If all goes as expected, polling sites would be set up across Monroe County to accommodate early voting in time for the next general election in November, according to Ferrarese.
If state lawmakers okay the use of electronic poll books and on-demand ballot machines, he says the process will be more streamlined and voters will be able to cast their ballots at any of the locations rather than having to go to their specific regional polling place.
On-demand ballot machines, according to Ferrarese, would prevent errors like over-voting or a missed vote in a particular race. Voters would start by keying in their choices on an electronic screen.

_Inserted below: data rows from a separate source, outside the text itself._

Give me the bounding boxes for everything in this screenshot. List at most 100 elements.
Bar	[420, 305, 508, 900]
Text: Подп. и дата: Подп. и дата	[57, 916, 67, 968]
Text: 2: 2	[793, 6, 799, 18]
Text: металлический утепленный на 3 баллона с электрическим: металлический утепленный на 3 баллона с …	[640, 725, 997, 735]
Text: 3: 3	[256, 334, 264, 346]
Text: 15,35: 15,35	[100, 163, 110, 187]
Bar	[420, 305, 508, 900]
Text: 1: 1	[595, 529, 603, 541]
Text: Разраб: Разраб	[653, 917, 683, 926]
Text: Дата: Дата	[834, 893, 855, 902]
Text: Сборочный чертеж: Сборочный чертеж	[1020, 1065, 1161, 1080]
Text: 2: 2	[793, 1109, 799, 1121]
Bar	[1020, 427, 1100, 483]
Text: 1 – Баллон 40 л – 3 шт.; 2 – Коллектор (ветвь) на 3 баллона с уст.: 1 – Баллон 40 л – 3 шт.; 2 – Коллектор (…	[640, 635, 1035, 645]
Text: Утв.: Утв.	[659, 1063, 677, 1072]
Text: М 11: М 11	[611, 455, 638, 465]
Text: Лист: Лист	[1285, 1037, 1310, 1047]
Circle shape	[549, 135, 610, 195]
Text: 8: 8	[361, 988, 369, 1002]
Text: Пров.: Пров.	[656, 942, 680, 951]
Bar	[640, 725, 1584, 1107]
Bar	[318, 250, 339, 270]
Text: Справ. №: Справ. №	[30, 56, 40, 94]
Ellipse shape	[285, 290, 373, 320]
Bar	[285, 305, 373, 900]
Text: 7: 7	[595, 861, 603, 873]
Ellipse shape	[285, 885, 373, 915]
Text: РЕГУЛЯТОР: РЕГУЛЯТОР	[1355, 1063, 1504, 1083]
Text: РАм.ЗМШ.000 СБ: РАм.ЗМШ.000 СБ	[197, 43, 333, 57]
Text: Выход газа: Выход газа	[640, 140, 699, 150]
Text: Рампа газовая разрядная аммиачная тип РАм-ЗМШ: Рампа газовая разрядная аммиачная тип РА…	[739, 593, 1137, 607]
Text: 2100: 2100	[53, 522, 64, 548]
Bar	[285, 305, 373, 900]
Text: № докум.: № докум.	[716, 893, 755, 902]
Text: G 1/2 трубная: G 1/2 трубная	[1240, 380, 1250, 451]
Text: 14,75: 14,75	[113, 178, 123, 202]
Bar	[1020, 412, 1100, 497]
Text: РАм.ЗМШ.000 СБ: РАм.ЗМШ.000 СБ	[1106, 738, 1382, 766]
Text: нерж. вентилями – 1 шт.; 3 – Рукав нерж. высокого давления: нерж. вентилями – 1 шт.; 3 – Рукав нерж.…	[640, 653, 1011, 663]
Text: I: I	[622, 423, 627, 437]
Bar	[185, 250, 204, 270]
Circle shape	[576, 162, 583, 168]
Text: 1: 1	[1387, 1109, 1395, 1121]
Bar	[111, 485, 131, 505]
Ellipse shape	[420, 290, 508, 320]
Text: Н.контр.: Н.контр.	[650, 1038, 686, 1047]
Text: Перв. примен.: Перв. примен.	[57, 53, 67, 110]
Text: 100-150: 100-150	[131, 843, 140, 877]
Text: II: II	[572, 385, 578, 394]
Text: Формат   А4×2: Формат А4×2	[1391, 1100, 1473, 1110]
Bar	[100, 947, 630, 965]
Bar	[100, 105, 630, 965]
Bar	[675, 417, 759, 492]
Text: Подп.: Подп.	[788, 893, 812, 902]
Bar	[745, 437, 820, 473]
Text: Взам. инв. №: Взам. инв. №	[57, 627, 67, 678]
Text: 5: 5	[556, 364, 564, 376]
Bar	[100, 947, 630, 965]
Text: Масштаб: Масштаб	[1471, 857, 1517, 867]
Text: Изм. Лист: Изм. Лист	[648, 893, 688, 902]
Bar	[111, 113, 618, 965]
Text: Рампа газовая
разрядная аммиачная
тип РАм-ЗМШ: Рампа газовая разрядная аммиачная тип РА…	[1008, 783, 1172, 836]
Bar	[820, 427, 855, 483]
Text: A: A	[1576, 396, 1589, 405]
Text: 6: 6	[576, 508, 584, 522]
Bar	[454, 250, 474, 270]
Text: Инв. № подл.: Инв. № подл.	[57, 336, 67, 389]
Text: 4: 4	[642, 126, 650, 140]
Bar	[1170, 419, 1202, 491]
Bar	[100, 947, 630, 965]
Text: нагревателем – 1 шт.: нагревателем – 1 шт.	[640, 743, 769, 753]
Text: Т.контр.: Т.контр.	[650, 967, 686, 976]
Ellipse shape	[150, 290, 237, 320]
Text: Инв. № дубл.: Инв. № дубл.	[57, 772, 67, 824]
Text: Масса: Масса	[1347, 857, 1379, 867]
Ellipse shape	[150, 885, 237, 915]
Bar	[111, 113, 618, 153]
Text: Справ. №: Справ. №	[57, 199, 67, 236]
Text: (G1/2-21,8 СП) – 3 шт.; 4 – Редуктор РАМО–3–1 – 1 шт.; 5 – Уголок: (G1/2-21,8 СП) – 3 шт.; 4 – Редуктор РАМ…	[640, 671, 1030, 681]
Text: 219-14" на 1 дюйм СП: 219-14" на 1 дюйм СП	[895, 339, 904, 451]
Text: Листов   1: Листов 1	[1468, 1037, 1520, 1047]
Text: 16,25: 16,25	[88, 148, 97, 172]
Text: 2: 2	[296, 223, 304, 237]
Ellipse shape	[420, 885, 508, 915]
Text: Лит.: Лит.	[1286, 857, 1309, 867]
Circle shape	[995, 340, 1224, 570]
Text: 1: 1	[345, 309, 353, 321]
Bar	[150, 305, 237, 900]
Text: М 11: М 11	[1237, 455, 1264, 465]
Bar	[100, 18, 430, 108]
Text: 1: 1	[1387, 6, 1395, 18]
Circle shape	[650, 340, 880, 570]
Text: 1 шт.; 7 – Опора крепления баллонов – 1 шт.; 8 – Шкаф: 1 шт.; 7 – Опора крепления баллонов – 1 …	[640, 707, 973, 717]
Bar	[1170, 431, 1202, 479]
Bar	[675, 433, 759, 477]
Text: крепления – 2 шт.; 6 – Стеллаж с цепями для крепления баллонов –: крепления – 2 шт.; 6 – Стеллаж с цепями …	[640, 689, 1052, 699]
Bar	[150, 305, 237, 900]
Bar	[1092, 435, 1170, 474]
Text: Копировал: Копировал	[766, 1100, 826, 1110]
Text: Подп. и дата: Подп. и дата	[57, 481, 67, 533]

“It doesn’t cast a vote at that point; it actually creates a ballot. It hands them the ballot and they can then review the ballot and if there’s something wrong with it they can, like today, go get another one (up to three times.) But that ballot is only cast when they walk over to the scanner and stick it in.”
The new technology is one area in which savings could be realized, Ferrarese said. Elections workers spend three to four weeks after elections manually scanning signatures on poll books to update the history of each voter. In addition, he said hundreds of thousands of pages are printed for the registration books that voters sign when they first enter their polling place. Those printing costs would be eliminated if electronic poll books were used.
Ferrarese expects early voting to be popular right away in New York.
“We’re not going to see the same slow start other states did because people just didn’t know about it or understand it,” he said. “People have read about it now for a number of years and have seen it in other states. Frankly, coming to New York State finally, I think we’re going to have a number of people who want to use it.”
Other measures would allow New Yorkers to cast an absentee ballot for any reason, and to register to vote on Election Day, but those changes require passage by two consecutive state legislatures, so the earliest they could be enacted is 2021.